The Detroit Lions will soon play in Germany

Is this really the Year of the Lion? Finally from a fan perspective? The Lions have even forgotten the serious injury to their best defensive player Aidan Hutchinson (broken tibia). They have at least nominally signed a replacement in veteran Za’Darius Smith. The 32-year-old will be wearing “Honolulu Blue,” as the Lions’ colors are called, for the first time against Jacksonville. Squishes two plastic bottles as he enters the field through the artificial fog and pours the water over his face and jersey: washed with all water – or so hot for the title that he needs to cool down, that’s what that means. Smith is the most celebrated. Also from Marius Dell in the front row.

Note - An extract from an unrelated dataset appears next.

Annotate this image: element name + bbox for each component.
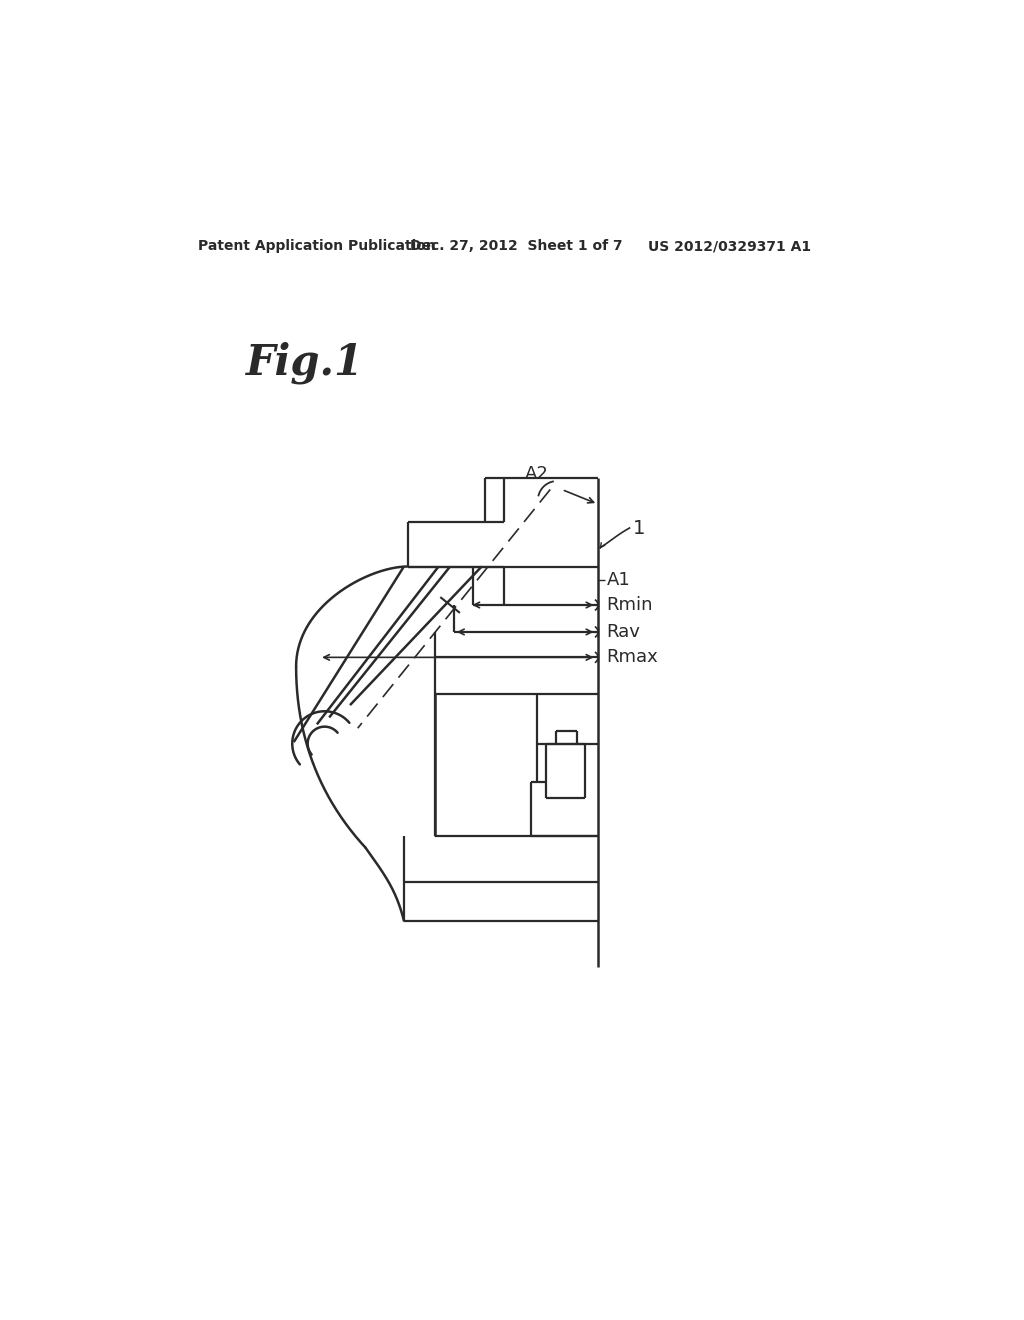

Party at the “Munich Game” in the state capital

The Lions will play in Germany next year or 2026 at the latest. “We applied,” Lions officials confirmed on the sidelines of the Jacksonville game. The franchise owns the marketing rights for the German market in the strictly regulated NFL and already threw a fan party at the “Munich Game” in the Bavarian capital at the beginning of the month. Of course, Dell and his fan club were also there and welcomed new members. St. Brown’s mother Miriam Steyer is already there. She won’t be the last newcomer from Germany if the Lions actually pull off their big coup.